Cybersecurity researchers have discovered vulnerable code in legacy Python packages that could potentially pave the way for a supply chain compromise on the Python Package Index (PyPI) via a domain takeover attack.
Software supply chain security company ReversingLabs said it found the “vulnerability” in bootstrap files provided by a build and deployment automation tool named “zc.buildout.”
“The scripts automate the process of downloading, building, and installing the required libraries and tools,” security researcher Vladimir Pezo said. “Specifically, when the bootstrap script is executed, it fetches and executes an installation script for the package Distribute from python-distribute[.]org – a legacy domain that is now available for sale in the premium price range while being managed to drive ad revenue.”
The PyPI packages that include a bootstrap script that accesses the domain in question include tornado, pypiserver, slapos.core, roman, xlutils, and testfixtures.
The crux of the problem concerns an old bootstrap script (“bootstrap.py”) that was used along with the zc.buildout tool to initialize the Buildout environment. The Python script also supported the ability to install a packaging utility called “Distribute,” a short-lived fork of the Setuptools project, into the local environment.
To achieve this, the Distribute installation script (“distribute_setup.py”) is fetched from the python-distribute[.]org, a domain that has been up for sale since 2014. In adding the option, the idea was to instruct the bootstrap script to download and install the Distribute package instead of the older Setuptools package to manage eggs and dependencies for the buildout.
It’s important to note that the Distribute fork came into being due to the lack of active development of Setuptools, the main package management tool used at that time. However, the features from Distribute were integrated back into Setuptools in 2013, rendering Distribute obsolete.

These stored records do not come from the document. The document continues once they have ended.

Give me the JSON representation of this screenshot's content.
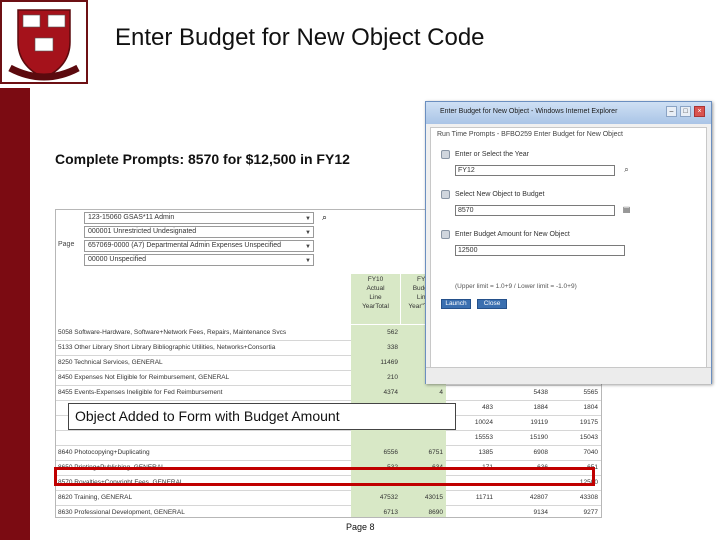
{
  "slide": {
    "title": "Enter Budget for New Object Code",
    "subtitle": "Complete Prompts: 8570 for $12,500 in FY12",
    "callout": "Object Added to Form with Budget Amount",
    "page_number": "Page 8"
  },
  "colors": {
    "crimson": "#7b0b12",
    "highlight": "#c00000",
    "grid_green": "#d8e8c6"
  },
  "sheet": {
    "page_label": "Page",
    "prompts": [
      "123-15060 GSAS*11 Admin",
      "000001 Unrestricted Undesignated",
      "657069-0000 (A7) Departmental Admin Expenses Unspecified",
      "00000 Unspecified"
    ],
    "headers": [
      [
        "FY10",
        "Actual",
        "Line",
        "YearTotal"
      ],
      [
        "FY1",
        "Budget",
        "Line",
        "Year\"Total"
      ],
      [
        "",
        "",
        "",
        ""
      ],
      [
        "",
        "",
        "",
        ""
      ],
      [
        "",
        "",
        "",
        ""
      ]
    ],
    "rows": [
      {
        "label": "5058 Software-Hardware, Software+Network Fees, Repairs, Maintenance Svcs",
        "c": [
          "562",
          "",
          "",
          "",
          ""
        ]
      },
      {
        "label": "5133 Other Library Short Library Bibliographic Utilities, Networks+Consortia",
        "c": [
          "338",
          "",
          "",
          "",
          ""
        ]
      },
      {
        "label": "8250 Technical Services, GENERAL",
        "c": [
          "11469",
          "11",
          "",
          "",
          ""
        ]
      },
      {
        "label": "8450 Expenses Not Eligible for Reimbursement, GENERAL",
        "c": [
          "210",
          "",
          "",
          "",
          ""
        ]
      },
      {
        "label": "8455 Events-Expenses Ineligible for Fed Reimbursement",
        "c": [
          "4374",
          "4",
          "",
          "5438",
          "5565"
        ]
      },
      {
        "label": "",
        "c": [
          "",
          "",
          "483",
          "1884",
          "1804"
        ]
      },
      {
        "label": "",
        "c": [
          "",
          "",
          "10024",
          "19119",
          "19175"
        ]
      },
      {
        "label": "",
        "c": [
          "",
          "",
          "15553",
          "15190",
          "15043"
        ]
      },
      {
        "label": "8640 Photocopying+Duplicating",
        "c": [
          "6556",
          "6751",
          "1385",
          "6908",
          "7040"
        ]
      },
      {
        "label": "8650 Printing+Publishing, GENERAL",
        "c": [
          "532",
          "634",
          "171",
          "636",
          "651"
        ]
      },
      {
        "label": "8570 Royalties+Copyright Fees, GENERAL",
        "c": [
          "",
          "",
          "",
          "",
          "12500"
        ]
      },
      {
        "label": "8620 Training, GENERAL",
        "c": [
          "47532",
          "43015",
          "11711",
          "42807",
          "43308"
        ]
      },
      {
        "label": "8630 Professional Development, GENERAL",
        "c": [
          "6713",
          "8690",
          "",
          "9134",
          "9277"
        ]
      }
    ]
  },
  "dialog": {
    "title": "Enter Budget for New Object - Windows Internet Explorer",
    "run_prompts": "Run Time Prompts - BFBO259 Enter Budget for New Object",
    "fields": [
      {
        "label": "Enter or Select the Year",
        "value": "FY12"
      },
      {
        "label": "Select New Object to Budget",
        "value": "8570"
      },
      {
        "label": "Enter Budget Amount for New Object",
        "value": "12500"
      }
    ],
    "hint": "(Upper limit = 1.0+9 / Lower limit = -1.0+9)",
    "launch_label": "Launch",
    "close_label": "Close",
    "win_minimize": "–",
    "win_maximize": "□",
    "win_close": "×"
  }
}
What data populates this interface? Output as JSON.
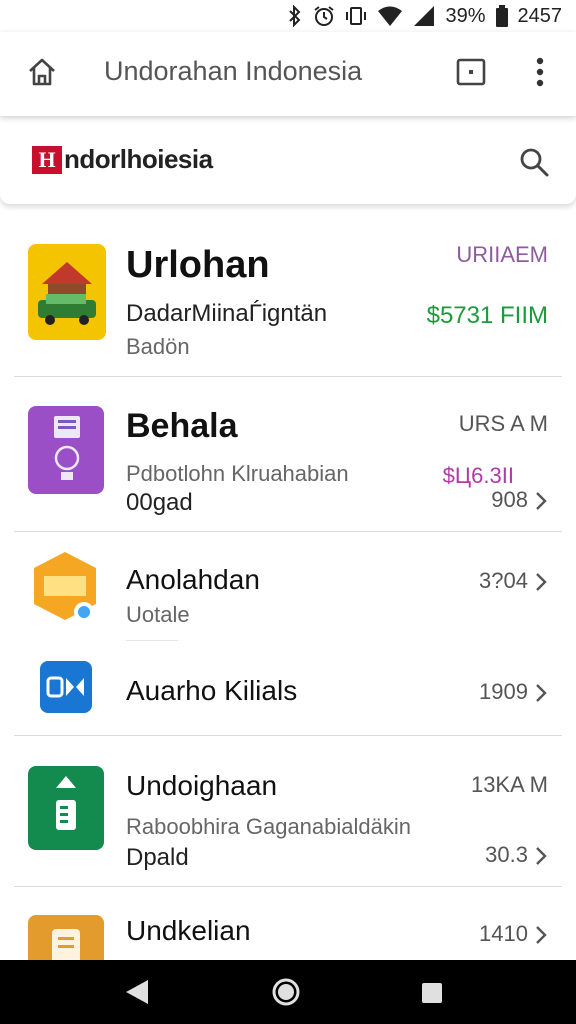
{
  "status_bar": {
    "battery_percent": "39%",
    "time": "2457",
    "icons": [
      "bluetooth-icon",
      "alarm-icon",
      "vibrate-icon",
      "wifi-icon",
      "signal-icon",
      "battery-icon"
    ]
  },
  "browser": {
    "title": "Undorahan Indonesia",
    "icons": [
      "home-icon",
      "tab-icon",
      "more-vert-icon"
    ]
  },
  "site": {
    "logo_mark": "H",
    "logo_text": "ndorlhoiesia",
    "brand_color": "#c8102e",
    "search_icon": "search-icon"
  },
  "items": [
    {
      "name": "Urlohan",
      "subtitle": "DadarMiinaЃigntän",
      "detail": "Badön",
      "meta_top": "URIIAEM",
      "price": "$5731 FIIM",
      "icon_color": "#f5c400",
      "icon": "house-car-icon"
    },
    {
      "name": "Behala",
      "subtitle": "Pdbotlohn Klruahabian",
      "detail": "00gad",
      "meta_top": "URS A M",
      "price": "$Ц6.3II",
      "meta_bottom": "908",
      "icon_color": "#9b4fc7",
      "icon": "device-icon"
    },
    {
      "name": "Anolahdan",
      "detail": "Uotale",
      "meta_top": "3?04",
      "icon_color": "#f5a623",
      "icon": "badge-icon"
    },
    {
      "name": "Auarho Kilials",
      "meta_top": "1909",
      "icon_color": "#1565c0",
      "icon": "video-icon"
    },
    {
      "name": "Undoighaan",
      "subtitle": "Raboobhira Gaganabialdäkin",
      "detail": "Dpald",
      "meta_top": "13KA M",
      "meta_bottom": "30.3",
      "icon_color": "#138a4e",
      "icon": "document-icon"
    },
    {
      "name": "Undkelian",
      "meta_top": "1410",
      "icon_color": "#e39b2e",
      "icon": "app-icon"
    }
  ],
  "nav": {
    "icons": [
      "back-icon",
      "home-circle-icon",
      "recents-icon"
    ]
  }
}
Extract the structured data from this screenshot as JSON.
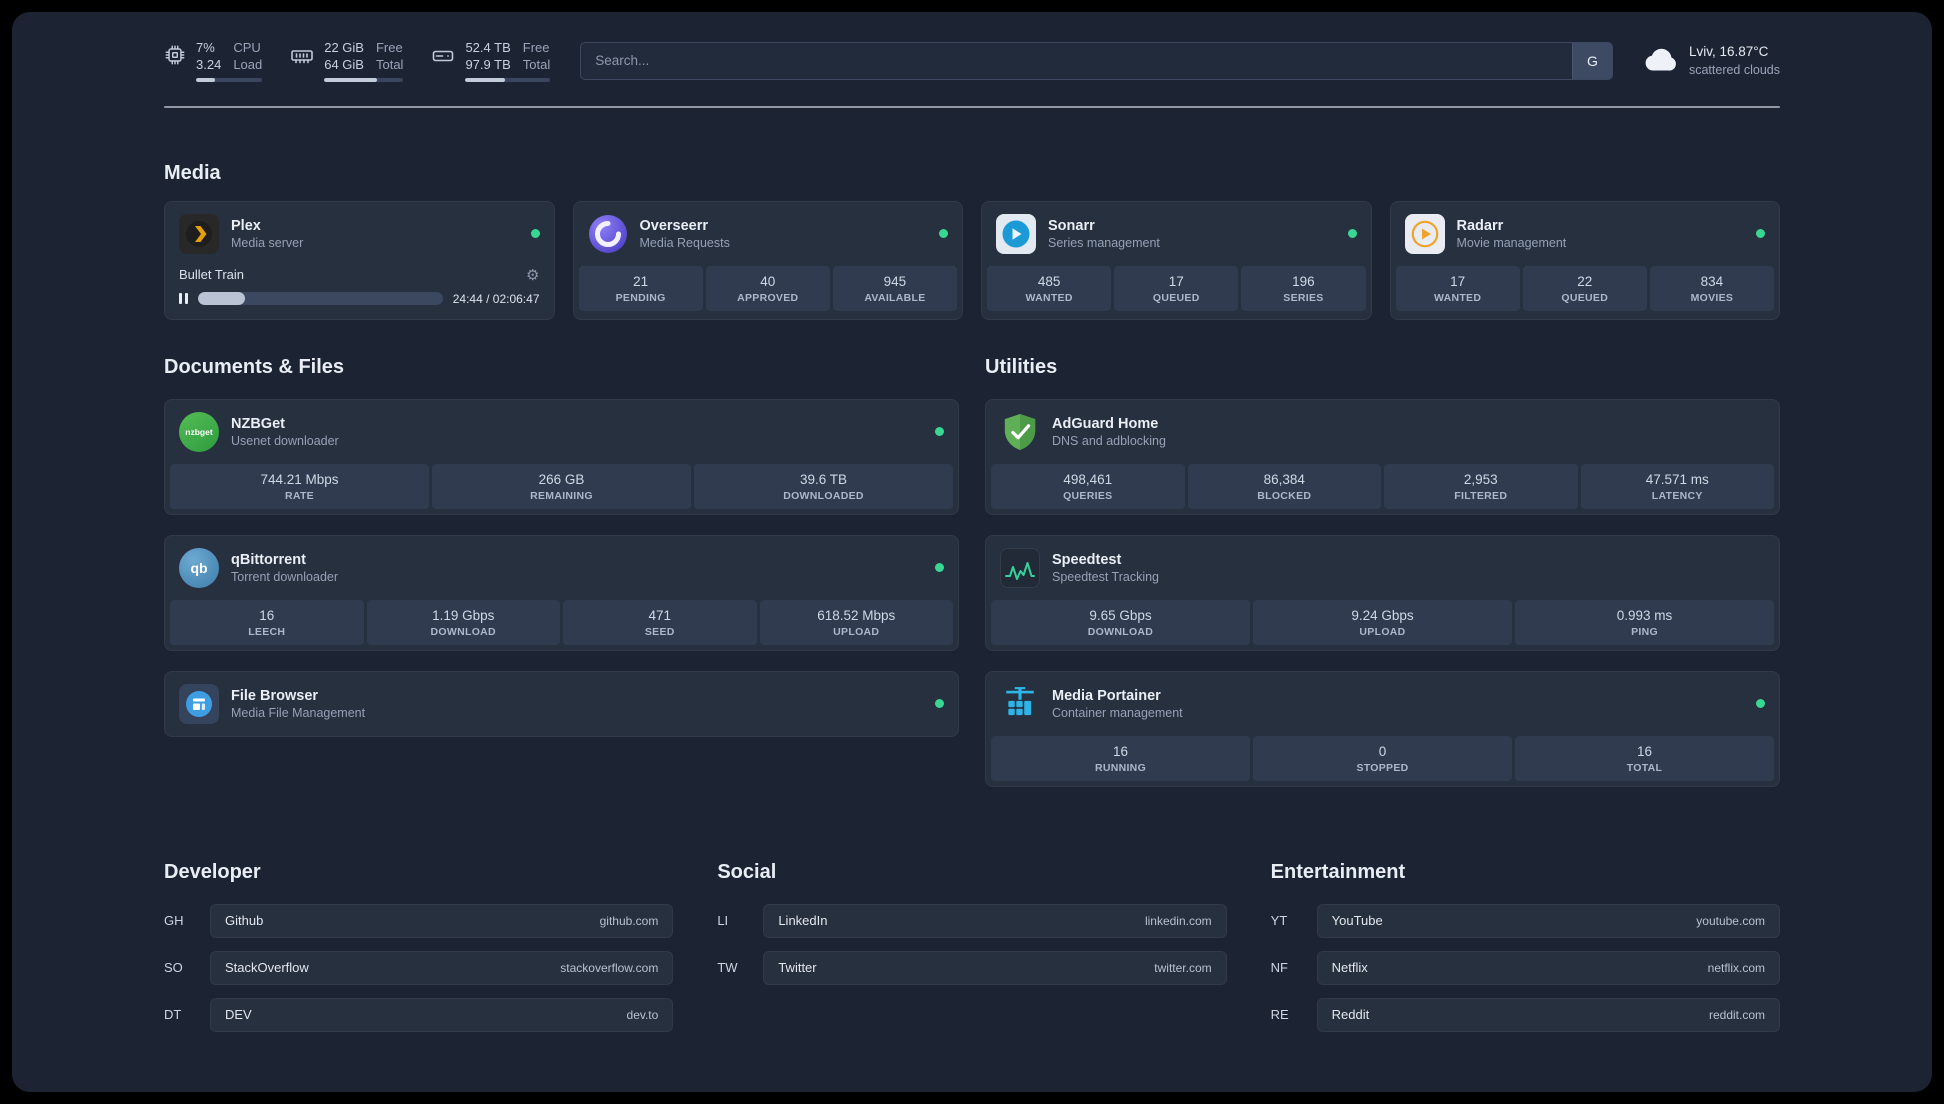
{
  "topbar": {
    "cpu": {
      "value_top": "7%",
      "value_bottom": "3.24",
      "label_top": "CPU",
      "label_bottom": "Load"
    },
    "memory": {
      "value_top": "22 GiB",
      "value_bottom": "64 GiB",
      "label_top": "Free",
      "label_bottom": "Total"
    },
    "disk": {
      "value_top": "52.4 TB",
      "value_bottom": "97.9 TB",
      "label_top": "Free",
      "label_bottom": "Total"
    },
    "search": {
      "placeholder": "Search...",
      "button": "G"
    },
    "weather": {
      "location": "Lviv, 16.87°C",
      "condition": "scattered clouds"
    }
  },
  "sections": {
    "media": {
      "title": "Media"
    },
    "documents": {
      "title": "Documents & Files"
    },
    "utilities": {
      "title": "Utilities"
    }
  },
  "services": {
    "plex": {
      "name": "Plex",
      "description": "Media server",
      "now_playing": "Bullet Train",
      "time": "24:44 / 02:06:47"
    },
    "overseerr": {
      "name": "Overseerr",
      "description": "Media Requests",
      "stats": [
        {
          "value": "21",
          "label": "PENDING"
        },
        {
          "value": "40",
          "label": "APPROVED"
        },
        {
          "value": "945",
          "label": "AVAILABLE"
        }
      ]
    },
    "sonarr": {
      "name": "Sonarr",
      "description": "Series management",
      "stats": [
        {
          "value": "485",
          "label": "WANTED"
        },
        {
          "value": "17",
          "label": "QUEUED"
        },
        {
          "value": "196",
          "label": "SERIES"
        }
      ]
    },
    "radarr": {
      "name": "Radarr",
      "description": "Movie management",
      "stats": [
        {
          "value": "17",
          "label": "WANTED"
        },
        {
          "value": "22",
          "label": "QUEUED"
        },
        {
          "value": "834",
          "label": "MOVIES"
        }
      ]
    },
    "nzbget": {
      "name": "NZBGet",
      "description": "Usenet downloader",
      "icon_text": "nzbget",
      "stats": [
        {
          "value": "744.21 Mbps",
          "label": "RATE"
        },
        {
          "value": "266 GB",
          "label": "REMAINING"
        },
        {
          "value": "39.6 TB",
          "label": "DOWNLOADED"
        }
      ]
    },
    "qbittorrent": {
      "name": "qBittorrent",
      "description": "Torrent downloader",
      "icon_text": "qb",
      "stats": [
        {
          "value": "16",
          "label": "LEECH"
        },
        {
          "value": "1.19 Gbps",
          "label": "DOWNLOAD"
        },
        {
          "value": "471",
          "label": "SEED"
        },
        {
          "value": "618.52 Mbps",
          "label": "UPLOAD"
        }
      ]
    },
    "filebrowser": {
      "name": "File Browser",
      "description": "Media File Management"
    },
    "adguard": {
      "name": "AdGuard Home",
      "description": "DNS and adblocking",
      "stats": [
        {
          "value": "498,461",
          "label": "QUERIES"
        },
        {
          "value": "86,384",
          "label": "BLOCKED"
        },
        {
          "value": "2,953",
          "label": "FILTERED"
        },
        {
          "value": "47.571 ms",
          "label": "LATENCY"
        }
      ]
    },
    "speedtest": {
      "name": "Speedtest",
      "description": "Speedtest Tracking",
      "stats": [
        {
          "value": "9.65 Gbps",
          "label": "DOWNLOAD"
        },
        {
          "value": "9.24 Gbps",
          "label": "UPLOAD"
        },
        {
          "value": "0.993 ms",
          "label": "PING"
        }
      ]
    },
    "portainer": {
      "name": "Media Portainer",
      "description": "Container management",
      "stats": [
        {
          "value": "16",
          "label": "RUNNING"
        },
        {
          "value": "0",
          "label": "STOPPED"
        },
        {
          "value": "16",
          "label": "TOTAL"
        }
      ]
    }
  },
  "bookmarks": [
    {
      "title": "Developer",
      "items": [
        {
          "abbr": "GH",
          "name": "Github",
          "domain": "github.com"
        },
        {
          "abbr": "SO",
          "name": "StackOverflow",
          "domain": "stackoverflow.com"
        },
        {
          "abbr": "DT",
          "name": "DEV",
          "domain": "dev.to"
        }
      ]
    },
    {
      "title": "Social",
      "items": [
        {
          "abbr": "LI",
          "name": "LinkedIn",
          "domain": "linkedin.com"
        },
        {
          "abbr": "TW",
          "name": "Twitter",
          "domain": "twitter.com"
        }
      ]
    },
    {
      "title": "Entertainment",
      "items": [
        {
          "abbr": "YT",
          "name": "YouTube",
          "domain": "youtube.com"
        },
        {
          "abbr": "NF",
          "name": "Netflix",
          "domain": "netflix.com"
        },
        {
          "abbr": "RE",
          "name": "Reddit",
          "domain": "reddit.com"
        }
      ]
    }
  ],
  "colors": {
    "status_online": "#38d793",
    "accent_green": "#34d399"
  }
}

The issue identified by ReversingLabs concerns the fact that many packages have continued to ship the bootstrap script that either attempts to install Distribute by default or when the command-line option (“-d” or “–distribute”) is specified. This, coupled with the fact that the domain in question is up for grabs, puts users at latent risk as an attacker could weaponize this setup to serve malicious code when the bootstrap script is inadvertently run and potentially steal sensitive data.
While some of the affected packages have taken steps to remove the bootstrap script, the slapos.core package still continues to ship the vulnerable code. It’s also included in the development and maintenance version of Tornado.
Another important aspect to consider here is that the bootstrap script is not executed automatically during the package installation and is written in Python 2. This means the script cannot be executed with Python 3 without modifications. But the mere presence of the file leaves an “unnecessary attack surface” that attackers can exploit if developers are tricked into running code that triggers the execution of the bootstrap script.
The threat of a domain takeover is not theoretical. In 2023, it came to light that the npm package fsevents was compromised by a bad actor who seized control of an unclaimed cloud resource hosted at fsevents-binaries.s3-us-west-2.amazonaws[.]com to push malicious executables to users installing certain versions of the package (CVE-2023-45311, CVSS score: 9.8).
“The issue lies in the programming pattern that includes fetching and executing a payload from a hard-coded domain, which is a pattern commonly observed in malware exhibiting downloader behavior,” Pezo said. “The failure to formally decommission the Distribute module allowed vulnerable bootstrap scripts to linger and left unknown numbers of projects exposed to a potential attack.”
The disclosure comes as HelixGuard discovered a malicious package in PyPI named “spellcheckers” that claims to be a tool for checking spelling errors using OpenAI Vision, but contains malicious code that’s designed to connect to an external server and download a next-stage payload, which then executes a remote access trojan (RAT).
The package, first uploaded to PyPI on November 15, 2025, by a user named leo636722, has been downloaded 955 times. It’s no longer available for download.
“This RAT can receive remote commands and execute attacker-controlled Python code via exec(), enabling full remote control over the victim’s host,” HelixGuard said. “When the user installs and runs the malicious package, the backdoor becomes active, allowing the attacker to remotely control the user’s computer.”